When a nongovernmental organization based in Kyoto sent a study team to Afghanistan’s Herat Province in November 2001, just a month after the Taliban regime had collapsed under the onslaught of U.S. retaliation for the Sept. 11 attacks, it found a human disaster in progress.
“Due to over 20 years’ isolation and civil war, Afghanistan’s infrastructure had been destroyed and the country’s education and health services were inadequate,” said NICCO Secretary General Norimasa Orii. “Its once-rich woods had disappeared and agricultural production had plummeted.”
What had survived, however, were proud people living a life based on Islam and taking good care of their families, Orii said. They also seemed to feel a closeness with Japan, despite living just near the border with Iran.
In December 2002, the Nippon International Cooperation for Community Development (NICCO) launched a project in and around the city of Herat to plant trees and develop vegetable gardens in close proximity to households.
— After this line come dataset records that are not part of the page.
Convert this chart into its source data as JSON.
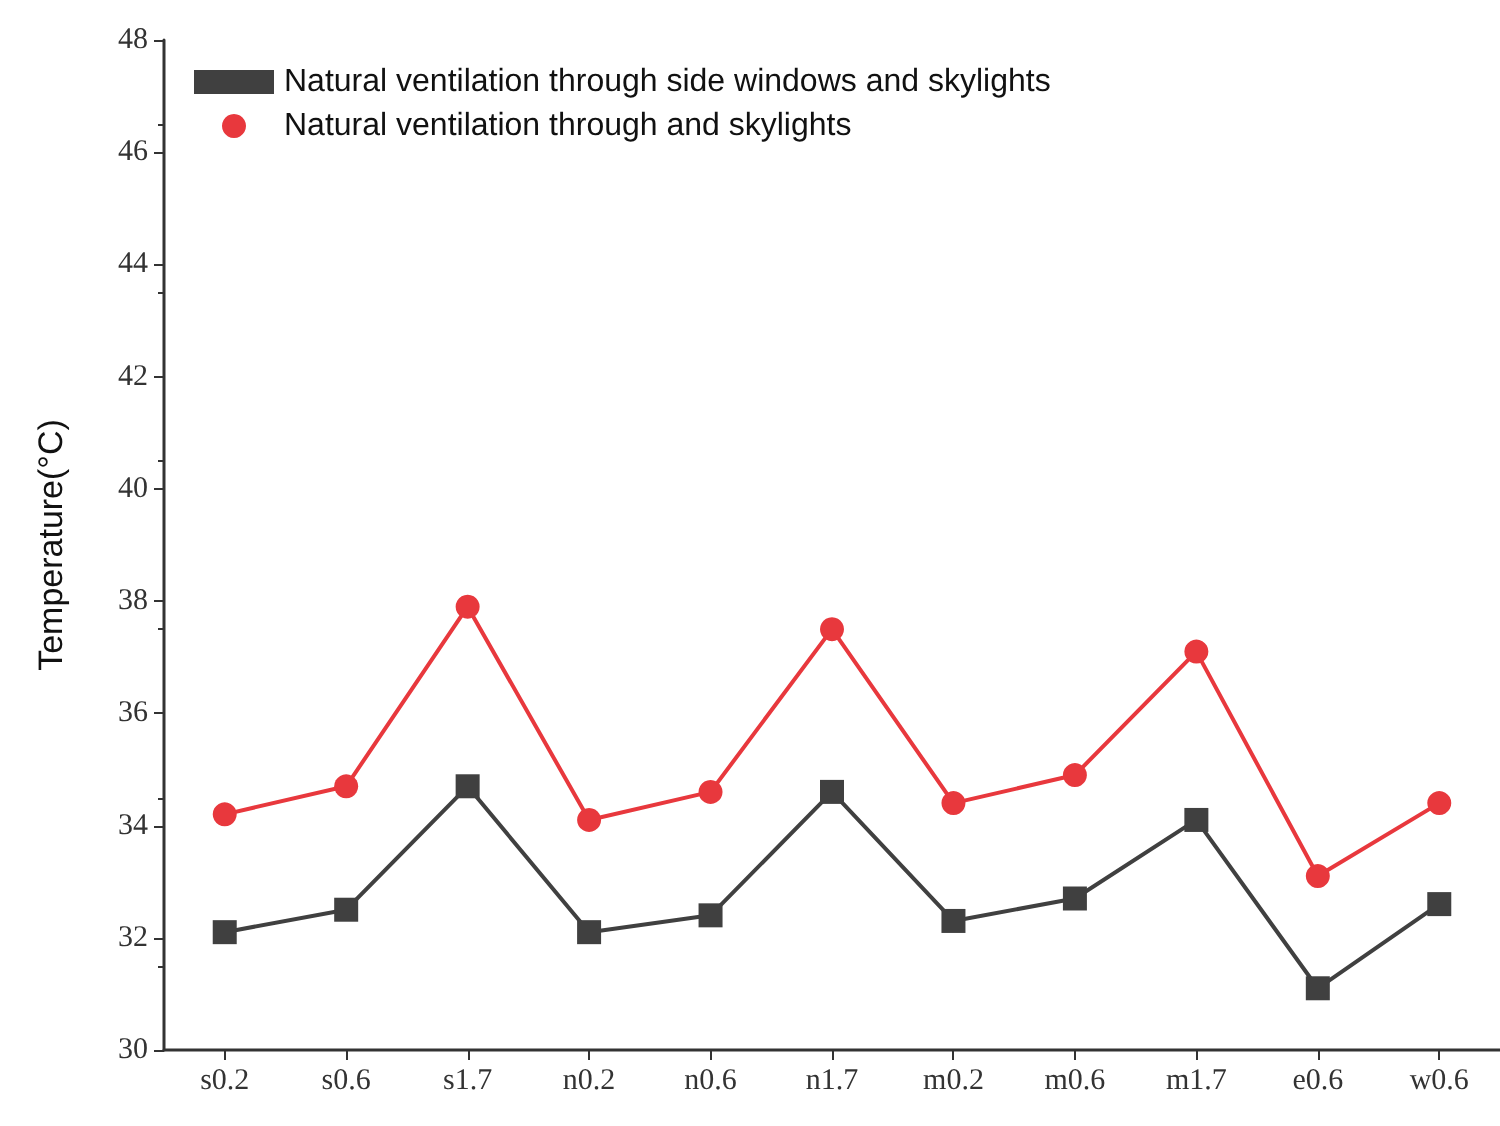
{
  "chart_data": {
    "type": "line",
    "ylabel": "Temperature(°C)",
    "categories": [
      "s0.2",
      "s0.6",
      "s1.7",
      "n0.2",
      "n0.6",
      "n1.7",
      "m0.2",
      "m0.6",
      "m1.7",
      "e0.6",
      "w0.6"
    ],
    "series": [
      {
        "name": "Natural ventilation through side windows and skylights",
        "color": "#404040",
        "marker": "square",
        "values": [
          32.1,
          32.5,
          34.7,
          32.1,
          32.4,
          34.6,
          32.3,
          32.7,
          34.1,
          31.1,
          32.6
        ]
      },
      {
        "name": "Natural ventilation through and skylights",
        "color": "#e8383d",
        "marker": "circle",
        "values": [
          34.2,
          34.7,
          37.9,
          34.1,
          34.6,
          37.5,
          34.4,
          34.9,
          37.1,
          33.1,
          34.4
        ]
      }
    ],
    "ylim": [
      30,
      48
    ],
    "yticks": [
      30,
      32,
      34,
      36,
      38,
      40,
      42,
      44,
      46,
      48
    ],
    "grid": false,
    "legend": "top left",
    "line_style": "solid"
  }
}
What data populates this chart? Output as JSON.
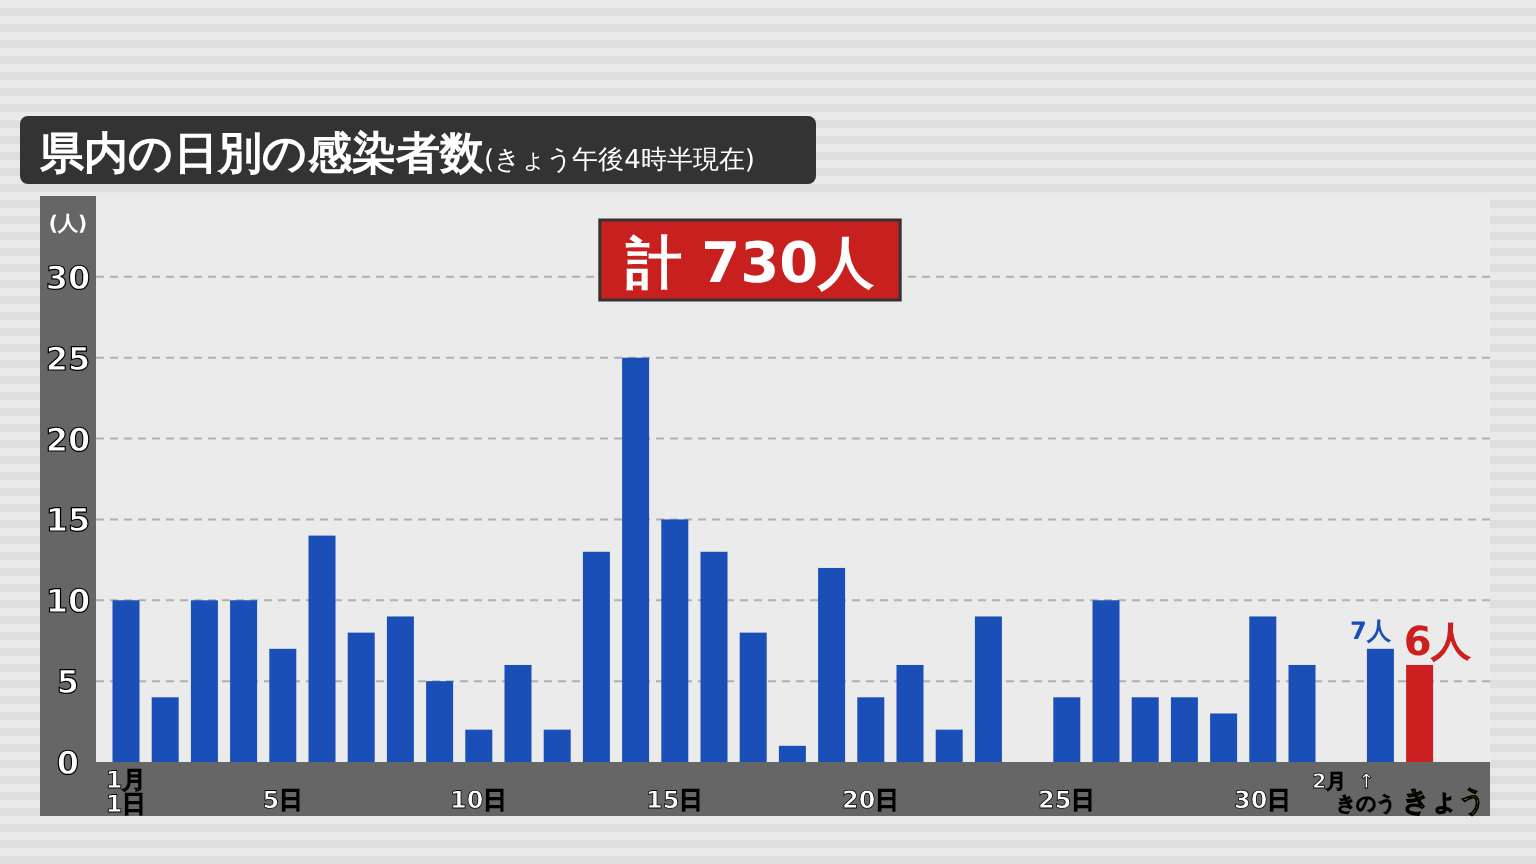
{
  "chart_data": {
    "type": "bar",
    "title": "県内の日別の感染者数",
    "subtitle": "(きょう午後4時半現在)",
    "ylabel": "(人)",
    "annotations": [
      "計 730人"
    ],
    "categories": [
      "1月\n1日",
      null,
      null,
      null,
      "5日",
      null,
      null,
      null,
      null,
      "10日",
      null,
      null,
      null,
      null,
      "15日",
      null,
      null,
      null,
      null,
      "20日",
      null,
      null,
      null,
      null,
      "25日",
      null,
      null,
      null,
      null,
      "30日",
      null,
      "2月",
      "↑\nきのう",
      "きょう"
    ],
    "values": [
      10,
      4,
      10,
      10,
      7,
      14,
      8,
      9,
      5,
      2,
      6,
      2,
      13,
      25,
      15,
      13,
      8,
      1,
      12,
      4,
      6,
      2,
      9,
      0,
      4,
      10,
      4,
      4,
      3,
      9,
      6,
      0,
      7,
      6
    ],
    "colors": [
      "#1a4fb8",
      "#1a4fb8",
      "#1a4fb8",
      "#1a4fb8",
      "#1a4fb8",
      "#1a4fb8",
      "#1a4fb8",
      "#1a4fb8",
      "#1a4fb8",
      "#1a4fb8",
      "#1a4fb8",
      "#1a4fb8",
      "#1a4fb8",
      "#1a4fb8",
      "#1a4fb8",
      "#1a4fb8",
      "#1a4fb8",
      "#1a4fb8",
      "#1a4fb8",
      "#1a4fb8",
      "#1a4fb8",
      "#1a4fb8",
      "#1a4fb8",
      "#1a4fb8",
      "#1a4fb8",
      "#1a4fb8",
      "#1a4fb8",
      "#1a4fb8",
      "#1a4fb8",
      "#1a4fb8",
      "#1a4fb8",
      "#1a4fb8",
      "#1a4fb8",
      "#cc1f1f"
    ],
    "value_labels": [
      null,
      null,
      null,
      null,
      null,
      null,
      null,
      null,
      null,
      null,
      null,
      null,
      null,
      null,
      null,
      null,
      null,
      null,
      null,
      null,
      null,
      null,
      null,
      null,
      null,
      null,
      null,
      null,
      null,
      null,
      null,
      null,
      "7人",
      "6人"
    ],
    "ylim": [
      0,
      35
    ],
    "yticks": [
      0,
      5,
      10,
      15,
      20,
      25,
      30
    ],
    "grid": "y",
    "legend": false
  }
}
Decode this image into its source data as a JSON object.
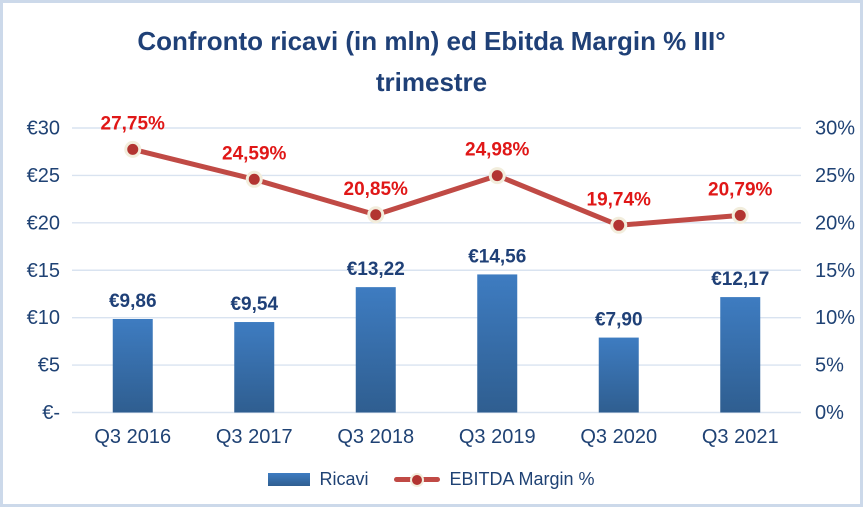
{
  "chart_data": {
    "type": "combo-bar-line",
    "title": "Confronto ricavi (in mln) ed Ebitda Margin % III° trimestre",
    "title_lines": [
      "Confronto ricavi (in mln) ed Ebitda Margin % III°",
      "trimestre"
    ],
    "categories": [
      "Q3 2016",
      "Q3 2017",
      "Q3 2018",
      "Q3 2019",
      "Q3 2020",
      "Q3 2021"
    ],
    "series": [
      {
        "name": "Ricavi",
        "type": "bar",
        "axis": "left",
        "values": [
          9.86,
          9.54,
          13.22,
          14.56,
          7.9,
          12.17
        ],
        "labels": [
          "€9,86",
          "€9,54",
          "€13,22",
          "€14,56",
          "€7,90",
          "€12,17"
        ],
        "color_top": "#3E7CC1",
        "color_bottom": "#2F5E90",
        "label_color": "#1F4077"
      },
      {
        "name": "EBITDA Margin %",
        "type": "line",
        "axis": "right",
        "values": [
          27.75,
          24.59,
          20.85,
          24.98,
          19.74,
          20.79
        ],
        "labels": [
          "27,75%",
          "24,59%",
          "20,85%",
          "24,98%",
          "19,74%",
          "20,79%"
        ],
        "line_color": "#C04A45",
        "marker_fill": "#B23431",
        "marker_ring": "#F2EDDC",
        "label_color": "#E01717"
      }
    ],
    "left_axis": {
      "ticks": [
        "€30",
        "€25",
        "€20",
        "€15",
        "€10",
        "€5",
        "€-"
      ],
      "tick_values": [
        30,
        25,
        20,
        15,
        10,
        5,
        0
      ],
      "min": 0,
      "max": 30
    },
    "right_axis": {
      "ticks": [
        "30%",
        "25%",
        "20%",
        "15%",
        "10%",
        "5%",
        "0%"
      ],
      "tick_values": [
        30,
        25,
        20,
        15,
        10,
        5,
        0
      ],
      "min": 0,
      "max": 30
    },
    "grid": true,
    "grid_color": "#d9e3f0",
    "axis_text_color": "#1F4274",
    "legend_position": "bottom"
  },
  "legend": {
    "items": [
      {
        "label": "Ricavi"
      },
      {
        "label": "EBITDA Margin %"
      }
    ]
  }
}
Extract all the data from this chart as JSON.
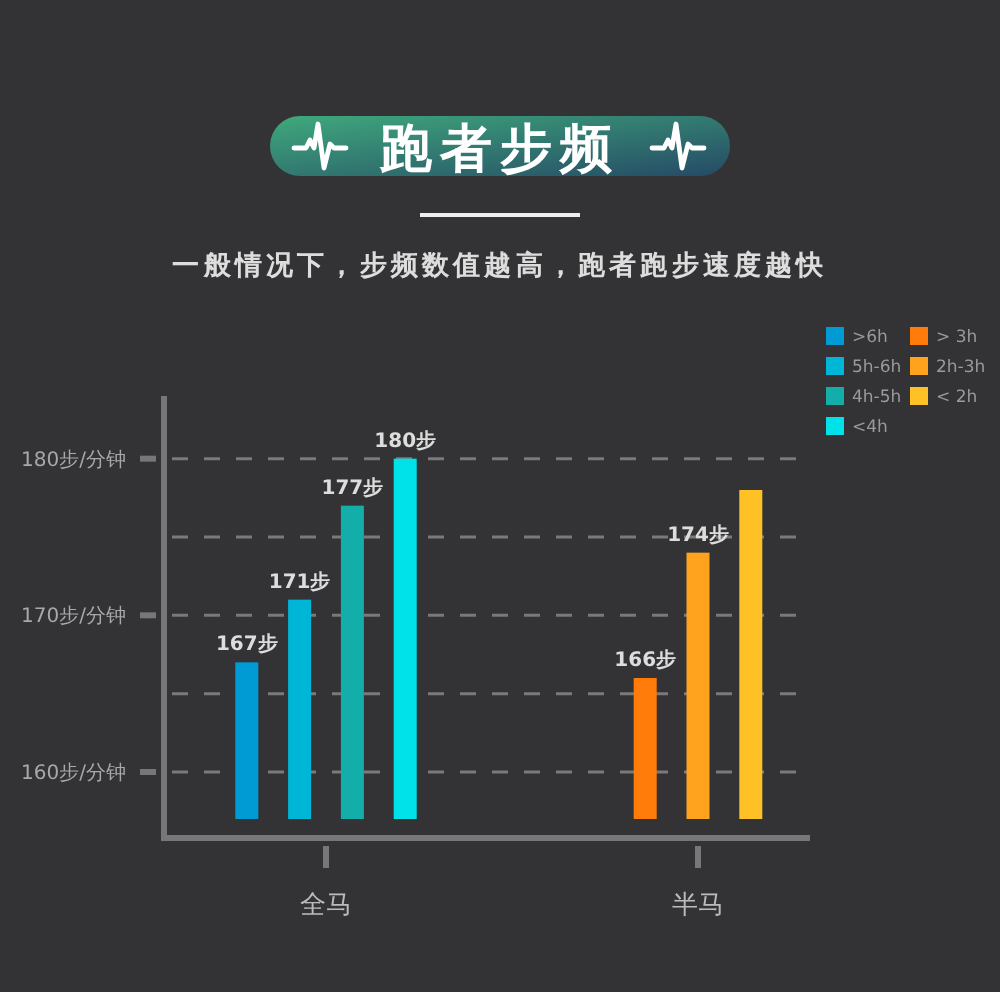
{
  "chart_data": {
    "type": "bar",
    "title": "跑者步频",
    "subtitle": "一般情况下，步频数值越高，跑者跑步速度越快",
    "categories": [
      "全马",
      "半马"
    ],
    "series": [
      {
        "name": ">6h",
        "color": "#009bd4",
        "values": [
          167,
          null
        ],
        "value_labels": [
          "167步",
          null
        ]
      },
      {
        "name": "5h-6h",
        "color": "#00b6d6",
        "values": [
          171,
          null
        ],
        "value_labels": [
          "171步",
          null
        ]
      },
      {
        "name": "4h-5h",
        "color": "#13aeaa",
        "values": [
          177,
          null
        ],
        "value_labels": [
          "177步",
          null
        ]
      },
      {
        "name": "<4h",
        "color": "#00e2ea",
        "values": [
          180,
          null
        ],
        "value_labels": [
          "180步",
          null
        ]
      },
      {
        "name": "> 3h",
        "color": "#ff7c0a",
        "values": [
          null,
          166
        ],
        "value_labels": [
          null,
          "166步"
        ]
      },
      {
        "name": "2h-3h",
        "color": "#ffa31e",
        "values": [
          null,
          174
        ],
        "value_labels": [
          null,
          "174步"
        ]
      },
      {
        "name": "< 2h",
        "color": "#ffc125",
        "values": [
          null,
          178
        ],
        "value_labels": [
          null,
          null
        ]
      }
    ],
    "ylim": [
      157,
      184
    ],
    "yticks": [
      {
        "value": 160,
        "label": "160步/分钟"
      },
      {
        "value": 165,
        "label": null
      },
      {
        "value": 170,
        "label": "170步/分钟"
      },
      {
        "value": 175,
        "label": null
      },
      {
        "value": 180,
        "label": "180步/分钟"
      }
    ],
    "grid": "y",
    "legend": "top right"
  }
}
The project, aimed at rebuilding Afghanistan over the medium to long term, was sponsored by The Japan Times Readers’ Fund.
NICCO opened its Herat office in February 2002 and started trying to improve the quality of education and medical care, including a program to fight tuberculosis and build hospitals and schools.
“In order for the local people to become independent, a system in which they can earn a livelihood and improve their incomes is needed,” Orii said. “Since most villagers earn their livelihood through agriculture, restoration of agriculture is indispensable.”
In a joint project with NICCO, Herat University’s School of Agriculture set aside seedbeds in an experimental field. NICCO hopes the university will learn how to use the project funds to generate profit through agriculture so it can continue running the seedbed project after the Japanese group leaves Afghanistan.
The seedlings and saplings in the field include mulberry, apricots and almonds, which can help the farmers earn a living, tomatoes, okra and eggplant, to help them improve nutrition, and pine trees, which can serve as windbreaks.
The seedlings and saplings have been distributed to villages around Herat deemed by NICCO to have the best security for its members.
They were planted on farmers’ private property, around houses or in fields.
Teachers from Herat University show the farmers how to grow the crops and visit the gardens and fields on a regular basis to monitor their growth.
NICCO has also built water conduits to ensure the villages have enough water to support agriculture in a country as dry as Afghanistan. The conduits are connected with canals, subterranean water routes and wells.
“Our vegetable garden project is aimed at three things: turning the area into a verdant area, improving the nutrition conditions of local people and helping increase their cash income,” according to Orii.
Next year, NICCO plans to distribute pistachio seedlings to local farmers.